When to Use Bare-Metal GPUs vs. Cloud GPU Instances
2026-03-01
Cloud GPU instances from the hyperscalers have made ML training accessible to any team with a credit card, but the convenience comes at a price premium that many organizations underestimate.
Cloud instances excel in a specific set of use cases: short-duration experiments, inference serving with variable traffic, and workloads where the flexibility to scale to zero matters more than per-hour cost. For a team running occasional fine-tuning jobs or prototyping model architectures, on-demand instances are often the right choice.
But cloud instances are a poor fit for sustained training workloads. Training a foundation model for weeks at a time on cloud instances can cost 3-5x more than equivalent bare-metal capacity, because you are paying for the cloud provider's abstraction layer, multi-tenancy overhead, and margin — none of which improve your training throughput. You also face noisy-neighbor effects that introduce variance in training time, and availability constraints that can interrupt long runs.

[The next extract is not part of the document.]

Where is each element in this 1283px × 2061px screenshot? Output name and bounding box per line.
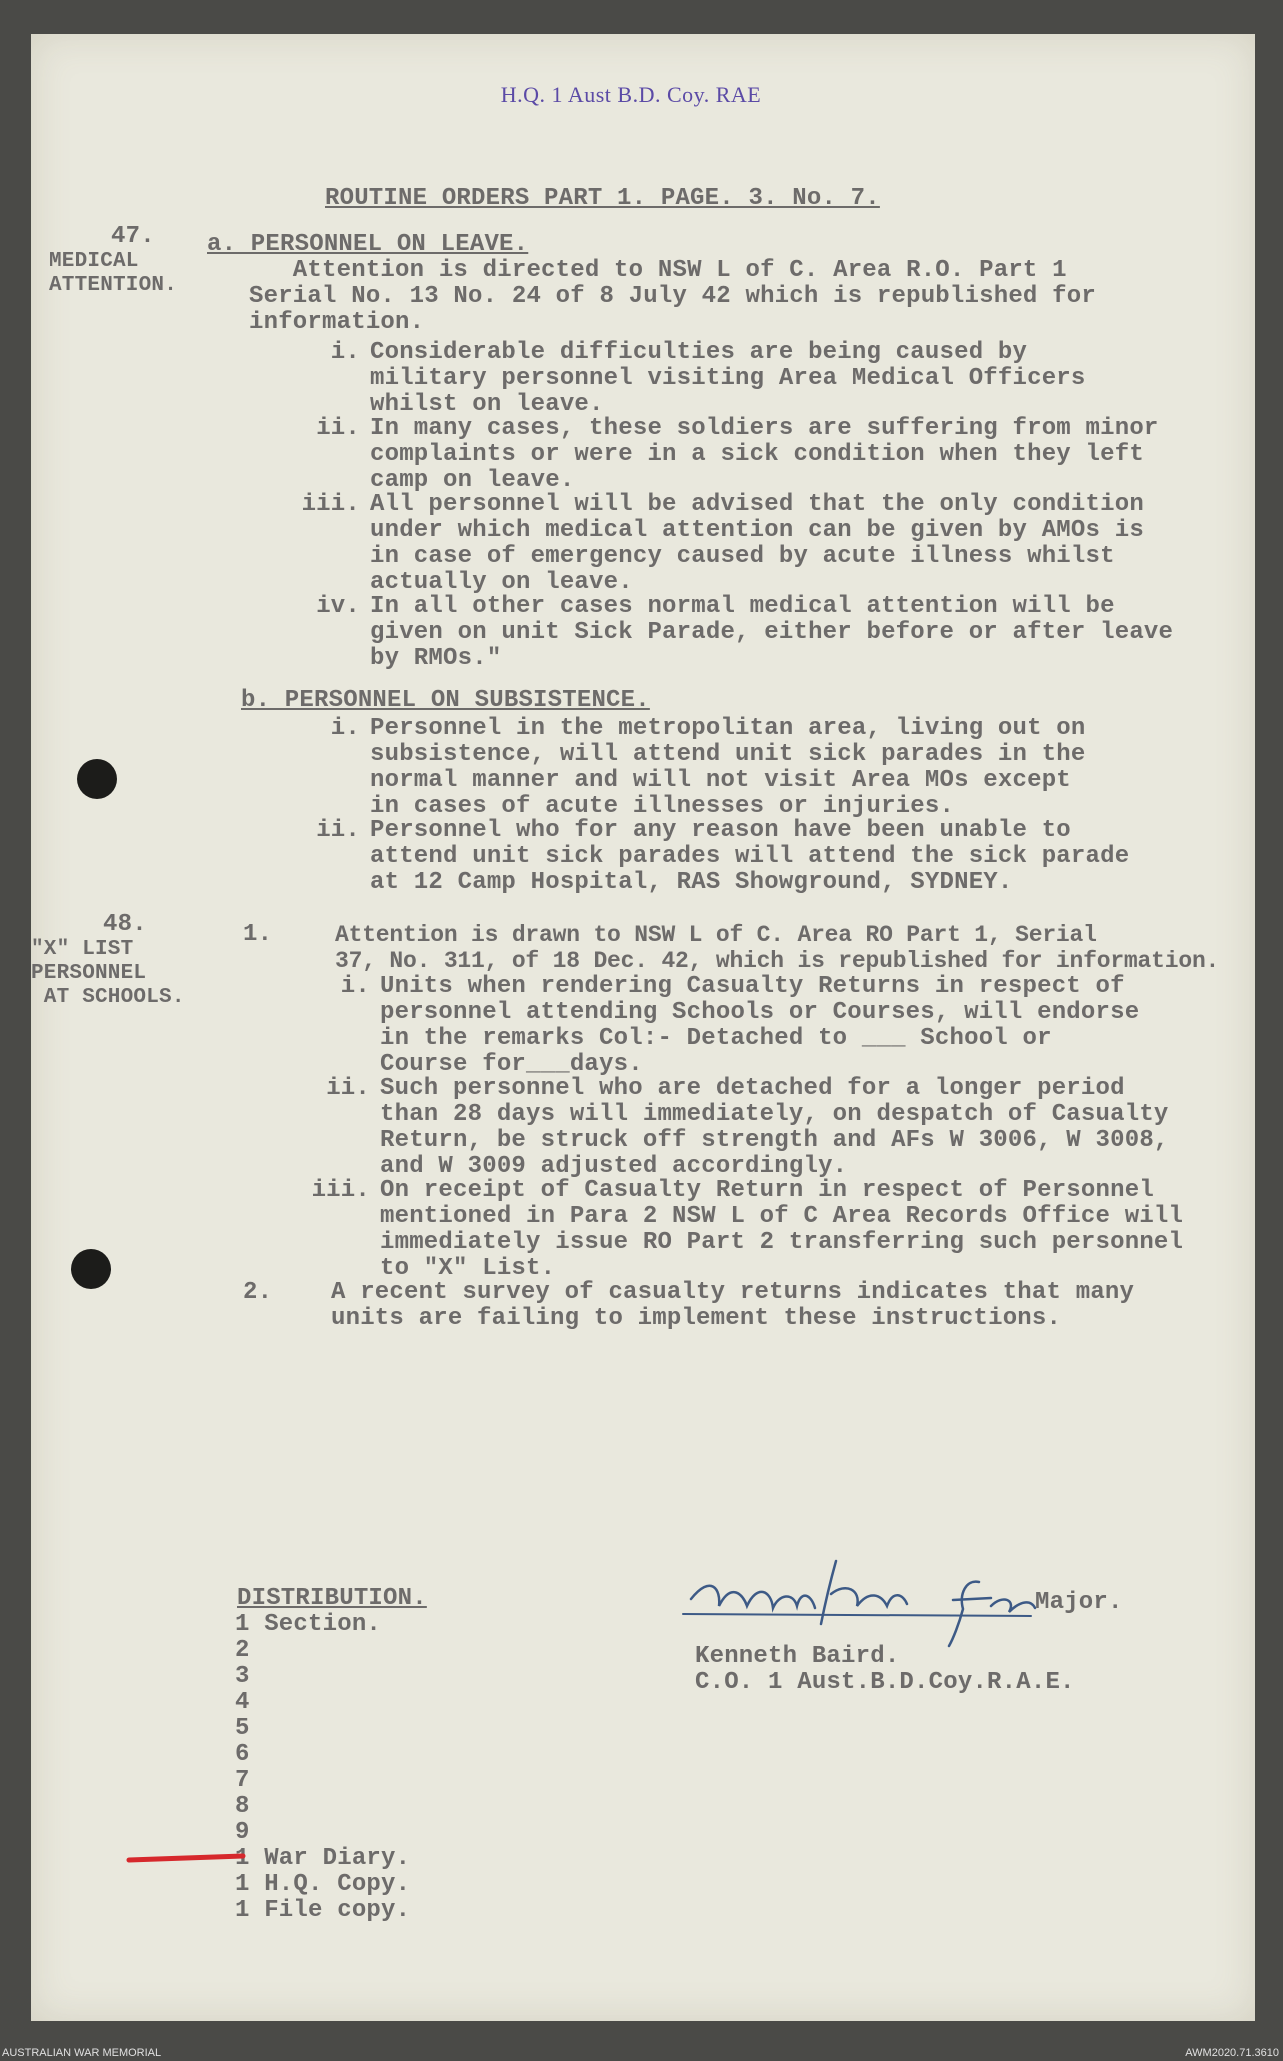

At NewMachine, we help clients draw this line clearly. Our bare-metal GPU clusters deliver dedicated, non-contended compute with full InfiniBand bandwidth and direct storage access. For sustained training jobs longer than a few days, the total cost of ownership is typically 60-70% lower than equivalent cloud instances. For everything else, we support hybrid architectures that burst to cloud instances for experiments while running production training on bare metal. The hybrid approach gives our clients the best of both worlds without the complexity of managing two entirely separate infrastructure stacks.